The stock market is down, the financial door is wide open Are we really losing the financial war?

Mondo Finance Updated on 2024-02-04

Since last year, the two giants of the global economy – China and the United States – have performed in stark contrast in financial markets. China's property market has experienced a decline, while the United States has bucked the trend against the backdrop of the Federal Reserve's continuous interest rate hikes.

This phenomenon is not only puzzling, but also has sparked widespread discussion and controversy. Many interpret this discrepancy as China's defeat in the financial war, leading to weakness. However, is it really that simple? How should the outcome of the financial war be judged?

First, we need to understand that financial warfare is not a simple competition.

In fact, it involves a complex game of economic power of a country as a whole and an international financial market. Historical examples of financial warfare show that the first stage of a war is usually a war of attrition against a country's foreign exchange reserves, followed by a shock to the exchange rate.

Only when these two lines of defense are broken will all assets, including **, be affected. From this point of view, China's foreign exchange reserves have remained at 3More than 1 trillion US dollars, although the exchange rate fluctuates, but generally remains stable. This shows that China has not yet been fundamentally threatened in the battle to defend the financial fire line.

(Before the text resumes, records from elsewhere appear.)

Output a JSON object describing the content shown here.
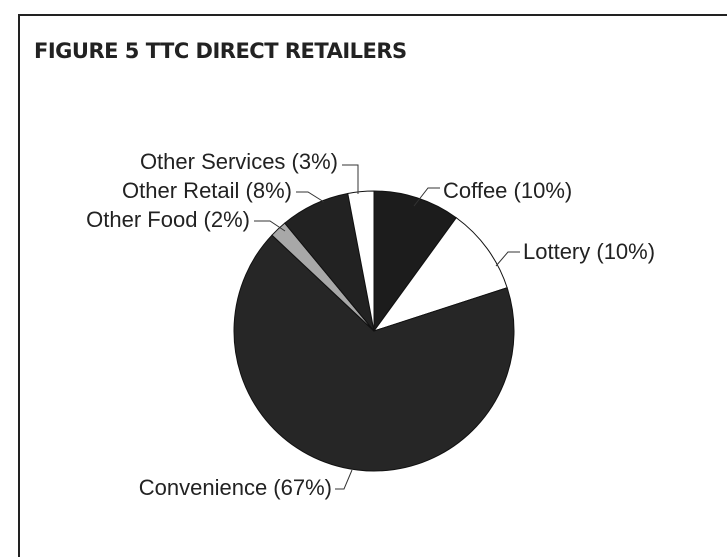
{
  "chart_data": {
    "type": "pie",
    "title": "FIGURE 5  TTC DIRECT RETAILERS",
    "categories": [
      "Coffee (10%)",
      "Lottery (10%)",
      "Convenience (67%)",
      "Other Food (2%)",
      "Other Retail (8%)",
      "Other Services (3%)"
    ],
    "values": [
      10,
      10,
      67,
      2,
      8,
      3
    ],
    "colors": [
      "#1c1c1c",
      "#ffffff",
      "#262626",
      "#a8a8a8",
      "#222222",
      "#ffffff"
    ]
  }
}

2. On the issue of foreign ownership of domestic listed companies, China's regulators have strict control measures.

The shareholding ratio of a single foreign shareholder shall not exceed 10%, and the shareholding ratio of all foreign investors shall not exceed 30%. This means that foreign investors who want to control high-quality Chinese enterprises through the secondary market face huge operational difficulties and regulatory challenges.

In addition, China has recently relaxed the restrictions on foreign ownership of manufacturing enterprises and banks and insurance institutions, allowing 100% of the shares. This is seen by some as a loss in the financial war. In practice, however, the introduction of this policy should be understood in the context of the broader international context.

With the changes in the global political and economic situation, China-US relations are facing new challenges, and international capital is also reevaluating its global strategic layout. Against this backdrop, the open-door policy can be seen as a signal from China's external retention: it welcomes long-term, stable investment by international capital, rather than short-term speculation.

At present, as the Fed's interest rate hike cycle continues, global capital flows are in a sensitive period. China's financial defense is focused on maintaining restrictions on the free movement of capital under the renminbi, and as long as this policy is not relaxed, China will be able to remain invincible in the financial war, supported by foreign exchange reserves.

To sum up, the real battlefield of financial warfare is far more than the rise and fall of the country, it is related to a country's foreign exchange security, exchange rate stability and long-term economic development potential.

And in this invisible war, China is consolidating its position and preparing for the future of global economic development through a series of carefully planned strategies and actions.